Повесив трубку, я стал прихлебывать джин, разглядывая салфеточки, фотографии, старую, облупившуюся, уже знакомую мебель, зеленое пятно на стене и наизусть заученный потолок.
— Мужчина какой-то, — сказал я. — Может, Эрнесто… Помнишь его?
Лицо ее задрожало, и, пока росло раздражение, на нем проступали неведомые мне морщинки.
— Кто это? — спросила она, чтобы выиграть время.
— Сказано, не знаю.
— Почему ты ответил, что меня нет?
Я пожал плечами, глубоко вдохнул воздух и почувствовал себя счастливым. Быть может, подумал я, меня к ней тянет, потому что она меньше Гертруды, меньше меня самого. Мне приятно вздыхать, улыбаться и глядеть на нее сверху.
— Почему ты меня не позвал?
Но хотела она сказать не это. Правую ногу она выставила вперед, пальцы касались пола. Опершись о стол, немного откинувшись, она стояла так, словно вот-вот закричит или прыгнет.

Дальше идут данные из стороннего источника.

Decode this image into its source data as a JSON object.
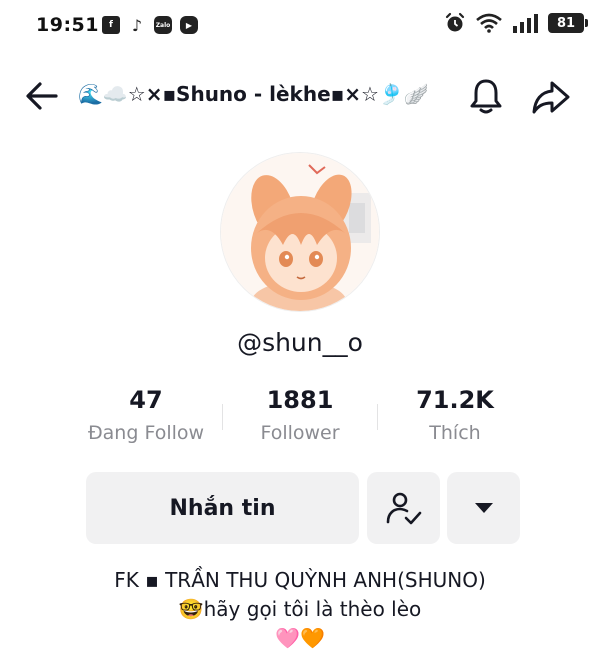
{
  "status_bar": {
    "time": "19:51",
    "battery": "81",
    "notifications": [
      "facebook-icon",
      "tiktok-icon",
      "zalo-icon",
      "youtube-icon"
    ],
    "zalo_label": "Zalo"
  },
  "header": {
    "title": "🌊☁️☆×▪Shuno - lèkhe▪×☆🎐🪽"
  },
  "profile": {
    "username": "@shun__o"
  },
  "stats": [
    {
      "value": "47",
      "label": "Đang Follow"
    },
    {
      "value": "1881",
      "label": "Follower"
    },
    {
      "value": "71.2K",
      "label": "Thích"
    }
  ],
  "actions": {
    "message_label": "Nhắn tin"
  },
  "bio": {
    "line1": "FK ▪ TRẦN THU QUỲNH ANH(SHUNO)",
    "line2": "🤓hãy gọi tôi là thèo lèo",
    "line3": "🩷🧡"
  },
  "colors": {
    "text_primary": "#161823",
    "text_secondary": "#8a8b91",
    "button_bg": "#f1f1f2"
  }
}
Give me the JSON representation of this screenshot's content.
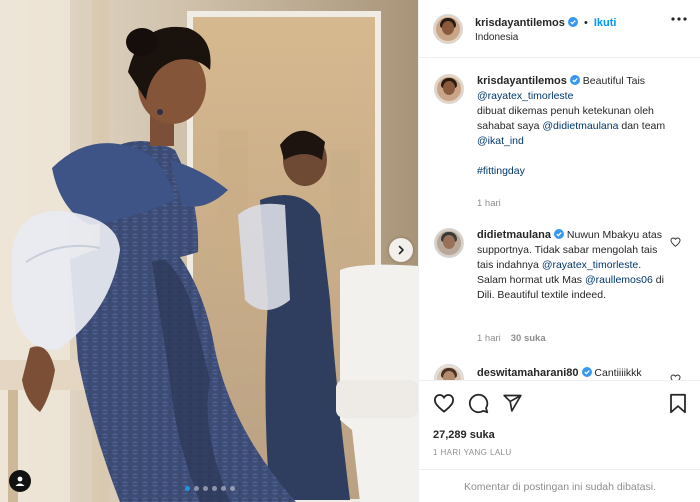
{
  "post": {
    "author": "krisdayantilemos",
    "follow_label": "Ikuti",
    "location": "Indonesia",
    "carousel": {
      "total": 6,
      "active": 0
    }
  },
  "caption": {
    "username": "krisdayantilemos",
    "title": "Beautiful Tais",
    "mention1": "@rayatex_timorleste",
    "text1": "dibuat dikemas penuh ketekunan oleh sahabat saya",
    "mention2": "@didietmaulana",
    "text2": "dan team",
    "mention3": "@ikat_ind",
    "hashtag": "#fittingday",
    "time": "1 hari"
  },
  "comments": [
    {
      "username": "didietmaulana",
      "text1": "Nuwun Mbakyu atas supportnya. Tidak sabar mengolah tais tais indahnya",
      "mention1": "@rayatex_timorleste",
      "text2": ". Salam hormat utk Mas",
      "mention2": "@raullemos06",
      "text3": "di Dili. Beautiful textile indeed.",
      "time": "1 hari",
      "likes": "30 suka"
    },
    {
      "username": "deswitamaharani80",
      "text1": "Cantiiiikkk"
    }
  ],
  "footer": {
    "likes": "27,289 suka",
    "time_ago": "1 HARI YANG LALU",
    "comments_disabled": "Komentar di postingan ini sudah dibatasi."
  },
  "colors": {
    "accent": "#0095f6",
    "verified": "#3897f0",
    "mention": "#00376b",
    "muted": "#8e8e8e"
  },
  "icons": [
    "more-icon",
    "verified-badge-icon",
    "heart-icon",
    "comment-icon",
    "share-icon",
    "bookmark-icon",
    "chevron-right-icon",
    "user-tag-icon"
  ]
}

— Ты же знаешь, у меня было предчувствие, странное, ни хорошее, ни плохое, — медленно объяснил я. Воздух в комнате стал легче и беспечней; все, что стояло на столе, казалось, вот-вот начнет двигаться, грязная подушечка для булавок, привязанная к ручке кресла, просто ощетинилась. — Я тебе сказал, что-то случится. Мне пришло в голову, что к девяти позвонит Эрнесто. Если у него есть ключ, он может прийти. Как тебе кажется?

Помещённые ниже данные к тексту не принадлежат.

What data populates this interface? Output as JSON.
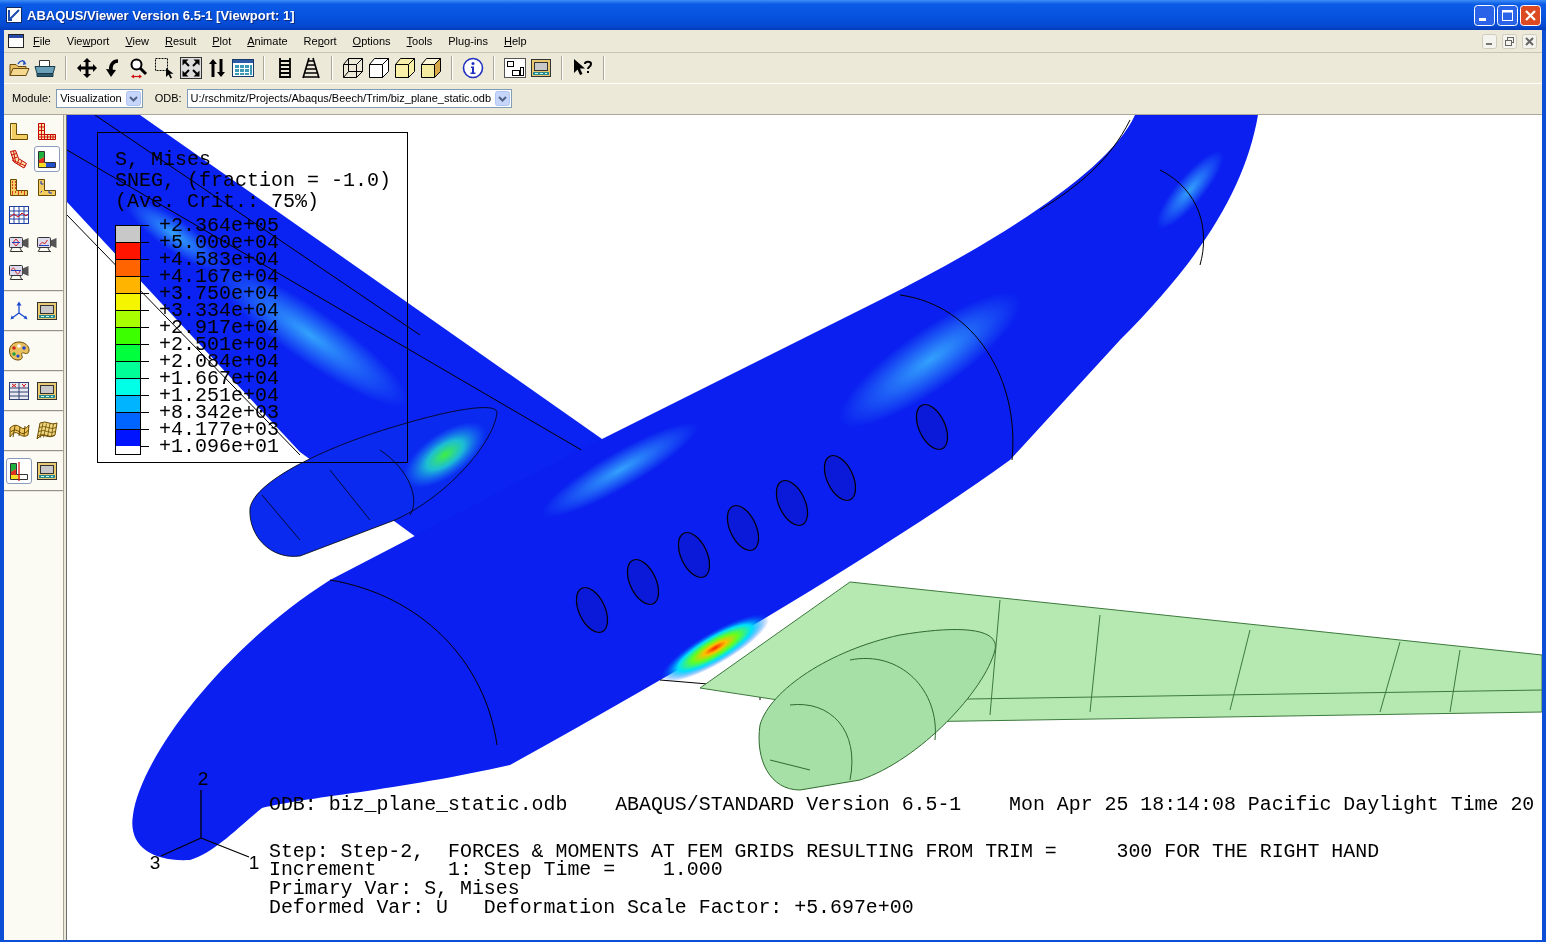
{
  "window": {
    "title": "ABAQUS/Viewer Version 6.5-1 [Viewport: 1]"
  },
  "menu": [
    {
      "key": "F",
      "post": "ile"
    },
    {
      "pre": "Vie",
      "key": "w",
      "post": "port"
    },
    {
      "key": "V",
      "post": "iew"
    },
    {
      "key": "R",
      "post": "esult"
    },
    {
      "key": "P",
      "post": "lot"
    },
    {
      "key": "A",
      "post": "nimate"
    },
    {
      "pre": "Re",
      "key": "p",
      "post": "ort"
    },
    {
      "key": "O",
      "post": "ptions"
    },
    {
      "key": "T",
      "post": "ools"
    },
    {
      "pre": "Plu",
      "key": "g",
      "post": "-ins"
    },
    {
      "key": "H",
      "post": "elp"
    }
  ],
  "context_bar": {
    "module_label": "Module:",
    "module": "Visualization",
    "odb_label": "ODB:",
    "odb": "U:/rschmitz/Projects/Abaqus/Beech/Trim/biz_plane_static.odb"
  },
  "toolbox": [
    {
      "rows": [
        [
          {
            "kind": "undeformed",
            "selected": false
          },
          {
            "kind": "deformed",
            "selected": false
          }
        ],
        [
          {
            "kind": "bent",
            "selected": false
          },
          {
            "kind": "contour",
            "selected": true
          }
        ],
        [
          {
            "kind": "symbol",
            "selected": false
          },
          {
            "kind": "orientation",
            "selected": false
          }
        ],
        [
          {
            "kind": "xyplot",
            "selected": false
          }
        ],
        [
          {
            "kind": "scale",
            "selected": false
          },
          {
            "kind": "harmonic",
            "selected": false
          }
        ],
        [
          {
            "kind": "timehistory",
            "selected": false
          }
        ]
      ]
    },
    {
      "rows": [
        [
          {
            "kind": "triad",
            "selected": false
          },
          {
            "kind": "panel",
            "selected": false
          }
        ]
      ]
    },
    {
      "rows": [
        [
          {
            "kind": "palette",
            "selected": false
          }
        ]
      ]
    },
    {
      "rows": [
        [
          {
            "kind": "xydata",
            "selected": false
          },
          {
            "kind": "panel",
            "selected": false
          }
        ]
      ]
    },
    {
      "rows": [
        [
          {
            "kind": "surface",
            "selected": false
          },
          {
            "kind": "mesh",
            "selected": false
          }
        ]
      ]
    },
    {
      "rows": [
        [
          {
            "kind": "cut",
            "selected": true
          },
          {
            "kind": "panel",
            "selected": false
          }
        ]
      ]
    }
  ],
  "viewport": {
    "legend": {
      "heading": [
        "S, Mises",
        "SNEG, (fraction = -1.0)",
        "(Ave. Crit.: 75%)"
      ],
      "bands": [
        {
          "color": "#c8c8c8"
        },
        {
          "color": "#ff1400"
        },
        {
          "color": "#ff6400"
        },
        {
          "color": "#ffb400"
        },
        {
          "color": "#f5f500"
        },
        {
          "color": "#a8ff00"
        },
        {
          "color": "#3cff00"
        },
        {
          "color": "#00ff3c"
        },
        {
          "color": "#00ff96"
        },
        {
          "color": "#00ffe6"
        },
        {
          "color": "#00b4ff"
        },
        {
          "color": "#0064ff"
        },
        {
          "color": "#0014ff"
        }
      ],
      "values": [
        "+2.364e+05",
        "+5.000e+04",
        "+4.583e+04",
        "+4.167e+04",
        "+3.750e+04",
        "+3.334e+04",
        "+2.917e+04",
        "+2.501e+04",
        "+2.084e+04",
        "+1.667e+04",
        "+1.251e+04",
        "+8.342e+03",
        "+4.177e+03",
        "+1.096e+01"
      ]
    },
    "triad_labels": [
      "1",
      "2",
      "3"
    ],
    "title_line": "ODB: biz_plane_static.odb    ABAQUS/STANDARD Version 6.5-1    Mon Apr 25 18:14:08 Pacific Daylight Time 20",
    "state_lines": [
      "Step: Step-2,  FORCES & MOMENTS AT FEM GRIDS RESULTING FROM TRIM =     300 FOR THE RIGHT HAND",
      "Increment      1: Step Time =    1.000",
      "Primary Var: S, Mises",
      "Deformed Var: U   Deformation Scale Factor: +5.697e+00"
    ]
  }
}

Она еще не обрела дар речи, только дышала со свистом, открыв рот, глядела на меня, опускала голову, опять глядела. Когда она поднимала лицо, я видел, что она мучительно вслушивается или вспоминает что-то — губы жадно приоткрыты, брови удивленно взлетели, челюсть подрагивает. Дрожало в комнате все: и дерево, и металл, — сжималось, расширялось, вносило в атмосферу свою крохотную лепту безответственности. Ленивый ветер, медленный вихрь поднимался от моих босых ног и овевал меня. Трепеща от волнения и счастья, я пробормотал:
— Хорошо, если бы он решился прийти.
Тогда лицо ее и тело расслабились, она побежала в ванную и вернулась в полосатом, пестром халате. Я видел, как она дрожит у стены, неуверенно перебирая пальцами пояс.

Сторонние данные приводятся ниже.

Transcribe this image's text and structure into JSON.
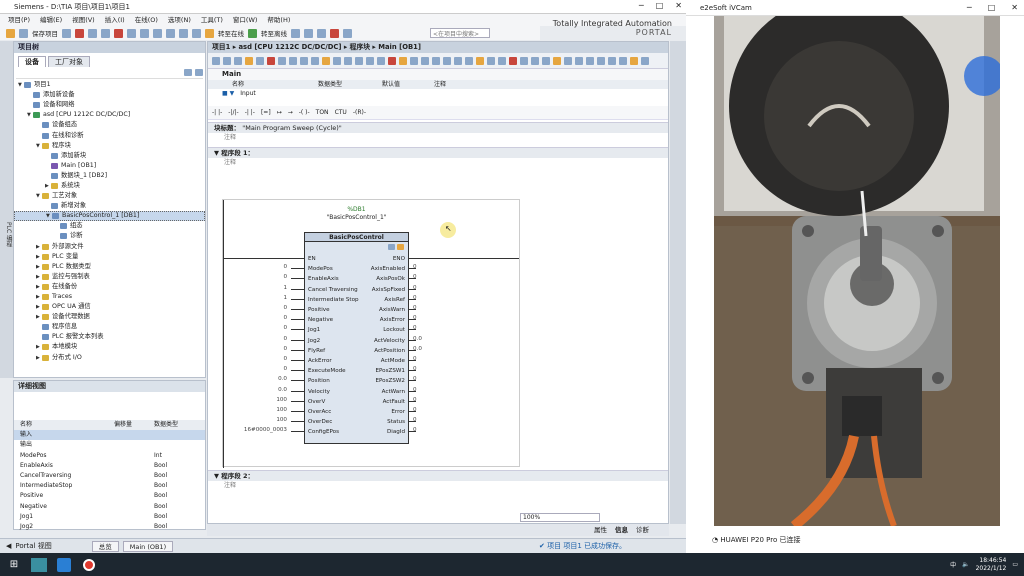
{
  "tia": {
    "title": "Siemens - D:\\TIA 项目\\项目1\\项目1",
    "menu": [
      "项目(P)",
      "编辑(E)",
      "视图(V)",
      "插入(I)",
      "在线(O)",
      "选项(N)",
      "工具(T)",
      "窗口(W)",
      "帮助(H)"
    ],
    "save_label": "保存项目",
    "go_online": "转至在线",
    "go_offline": "转至离线",
    "search_placeholder": "<在项目中搜索>",
    "brand_line1": "Totally Integrated Automation",
    "brand_line2": "PORTAL"
  },
  "tree": {
    "header": "项目树",
    "tab_devices": "设备",
    "tab_plant": "工厂对象",
    "side_label": "PLC 编程",
    "items": [
      {
        "label": "项目1",
        "indent": 0,
        "tw": "▼",
        "ico": ""
      },
      {
        "label": "添加新设备",
        "indent": 1,
        "tw": "",
        "ico": ""
      },
      {
        "label": "设备和网络",
        "indent": 1,
        "tw": "",
        "ico": ""
      },
      {
        "label": "asd [CPU 1212C DC/DC/DC]",
        "indent": 1,
        "tw": "▼",
        "ico": "g"
      },
      {
        "label": "设备组态",
        "indent": 2,
        "tw": "",
        "ico": ""
      },
      {
        "label": "在线和诊断",
        "indent": 2,
        "tw": "",
        "ico": ""
      },
      {
        "label": "程序块",
        "indent": 2,
        "tw": "▼",
        "ico": "y"
      },
      {
        "label": "添加新块",
        "indent": 3,
        "tw": "",
        "ico": ""
      },
      {
        "label": "Main [OB1]",
        "indent": 3,
        "tw": "",
        "ico": "p"
      },
      {
        "label": "数据块_1 [DB2]",
        "indent": 3,
        "tw": "",
        "ico": ""
      },
      {
        "label": "系统块",
        "indent": 3,
        "tw": "▶",
        "ico": "y"
      },
      {
        "label": "工艺对象",
        "indent": 2,
        "tw": "▼",
        "ico": "y"
      },
      {
        "label": "新增对象",
        "indent": 3,
        "tw": "",
        "ico": ""
      },
      {
        "label": "BasicPosControl_1 [DB1]",
        "indent": 3,
        "tw": "▼",
        "ico": "",
        "sel": true
      },
      {
        "label": "组态",
        "indent": 4,
        "tw": "",
        "ico": ""
      },
      {
        "label": "诊断",
        "indent": 4,
        "tw": "",
        "ico": ""
      },
      {
        "label": "外部源文件",
        "indent": 2,
        "tw": "▶",
        "ico": "y"
      },
      {
        "label": "PLC 变量",
        "indent": 2,
        "tw": "▶",
        "ico": "y"
      },
      {
        "label": "PLC 数据类型",
        "indent": 2,
        "tw": "▶",
        "ico": "y"
      },
      {
        "label": "监控与强制表",
        "indent": 2,
        "tw": "▶",
        "ico": "y"
      },
      {
        "label": "在线备份",
        "indent": 2,
        "tw": "▶",
        "ico": "y"
      },
      {
        "label": "Traces",
        "indent": 2,
        "tw": "▶",
        "ico": "y"
      },
      {
        "label": "OPC UA 通信",
        "indent": 2,
        "tw": "▶",
        "ico": "y"
      },
      {
        "label": "设备代理数据",
        "indent": 2,
        "tw": "▶",
        "ico": "y"
      },
      {
        "label": "程序信息",
        "indent": 2,
        "tw": "",
        "ico": ""
      },
      {
        "label": "PLC 报警文本列表",
        "indent": 2,
        "tw": "",
        "ico": ""
      },
      {
        "label": "本地模块",
        "indent": 2,
        "tw": "▶",
        "ico": "y"
      },
      {
        "label": "分布式 I/O",
        "indent": 2,
        "tw": "▶",
        "ico": "y"
      }
    ]
  },
  "detail": {
    "header": "详细视图",
    "col_name": "名称",
    "col_addr": "偏移量",
    "col_type": "数据类型",
    "rows": [
      {
        "n": "输入",
        "a": "",
        "t": ""
      },
      {
        "n": "输出",
        "a": "",
        "t": ""
      },
      {
        "n": "ModePos",
        "a": "",
        "t": "Int"
      },
      {
        "n": "EnableAxis",
        "a": "",
        "t": "Bool"
      },
      {
        "n": "CancelTraversing",
        "a": "",
        "t": "Bool"
      },
      {
        "n": "IntermediateStop",
        "a": "",
        "t": "Bool"
      },
      {
        "n": "Positive",
        "a": "",
        "t": "Bool"
      },
      {
        "n": "Negative",
        "a": "",
        "t": "Bool"
      },
      {
        "n": "Jog1",
        "a": "",
        "t": "Bool"
      },
      {
        "n": "Jog2",
        "a": "",
        "t": "Bool"
      }
    ]
  },
  "editor": {
    "breadcrumb": "项目1 ▸ asd [CPU 1212C DC/DC/DC] ▸ 程序块 ▸ Main [OB1]",
    "block_name": "Main",
    "if_cols": [
      "名称",
      "数据类型",
      "默认值",
      "注释"
    ],
    "if_row": "Input",
    "lad_tools": [
      "-| |-",
      "-|/|-",
      "-| |-",
      "[=]",
      "↦",
      "→",
      "-( )-",
      "TON",
      "CTU",
      "-(R)-"
    ],
    "block_title_label": "块标题：",
    "block_title_value": "\"Main Program Sweep (Cycle)\"",
    "block_comment": "注释",
    "seg1_label": "程序段 1：",
    "seg1_comment": "注释",
    "seg2_label": "程序段 2：",
    "seg2_comment": "注释",
    "zoom": "100%"
  },
  "fb": {
    "instance_db": "%DB1",
    "instance_name": "\"BasicPosControl_1\"",
    "title": "BasicPosControl",
    "left_pins": [
      "EN",
      "ModePos",
      "EnableAxis",
      "Cancel Traversing",
      "Intermediate Stop",
      "Positive",
      "Negative",
      "Jog1",
      "Jog2",
      "FlyRef",
      "AckError",
      "ExecuteMode",
      "Position",
      "Velocity",
      "OverV",
      "OverAcc",
      "OverDec",
      "ConfigEPos"
    ],
    "left_vals": [
      "",
      "0",
      "0",
      "1",
      "1",
      "0",
      "0",
      "0",
      "0",
      "0",
      "0",
      "0",
      "0.0",
      "0.0",
      "100",
      "100",
      "100",
      "16#0000_0003"
    ],
    "right_pins": [
      "ENO",
      "AxisEnabled",
      "AxisPosOk",
      "AxisSpFixed",
      "AxisRef",
      "AxisWarn",
      "AxisError",
      "Lockout",
      "ActVelocity",
      "ActPosition",
      "ActMode",
      "EPosZSW1",
      "EPosZSW2",
      "ActWarn",
      "ActFault",
      "Error",
      "Status",
      "DiagId"
    ],
    "right_vals": [
      "",
      "0",
      "0",
      "0",
      "0",
      "0",
      "0",
      "0",
      "0.0",
      "0.0",
      "0",
      "0",
      "0",
      "0",
      "0",
      "0",
      "0",
      "0"
    ]
  },
  "bottom": {
    "properties": "属性",
    "info": "信息",
    "diagnostics": "诊断",
    "portal_view": "Portal 视图",
    "overview": "总览",
    "main_tab": "Main (OB1)",
    "status_msg": "项目 项目1 已成功保存。"
  },
  "cam": {
    "title": "e2eSoft iVCam",
    "status": "HUAWEI P20 Pro 已连接"
  },
  "taskbar": {
    "time": "18:46:54",
    "date": "2022/1/12",
    "ime": "中"
  },
  "colors": {
    "tia_accent": "#c8d2de",
    "taskbar": "#1d2730",
    "selection": "#c6d7ec"
  }
}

— Да кто ты такой, чтоб так говорить? — начала она и сейчас же остановилась перевести дух. Она обращалась не ко мне, ни к кому, просто хотела себя взвинтить, утратить выдержку, кинуться на кого-то, чтоб началась перебранка. — Дурак, идиот, размазня!
Я ходил по комнате, обращая то один, то другой бок к плоскому силуэту в розовую и зеленую полоску. Когда я подходил к двери или к балкону, ругательства разбивались о мою спину, когда шел обратно, они разбивались о мою грудь. Воздух комнаты я понимал, как понимают друга. Я и был блудным другом этому воздуху, я вернулся к нему после целой жизни и пытался отпраздновать возвращение, перечисляя, сколько раз в прошлом я ощущал его и не решался вдохнуть. Кека задыхалась, замолкала, мешая рыдания с хрипом, ругань с покаяниями. Неустанно и грозно обличала она Арсе, жизнь, себя самое, призывая то и дело на помощь внезапные откровения. Она судила мужчин и женщин, проводила немыслимые параллели, пересматривала старые взгляды на жертву и любовь и, принимая и отрицая необходимость опыта, утверждала новый образ жизни, уничтожала границу между добром и злом, снова и снова кончая своей бунтарской фразой: «С ума посходили!» Я остановился у стола, налил себе джину.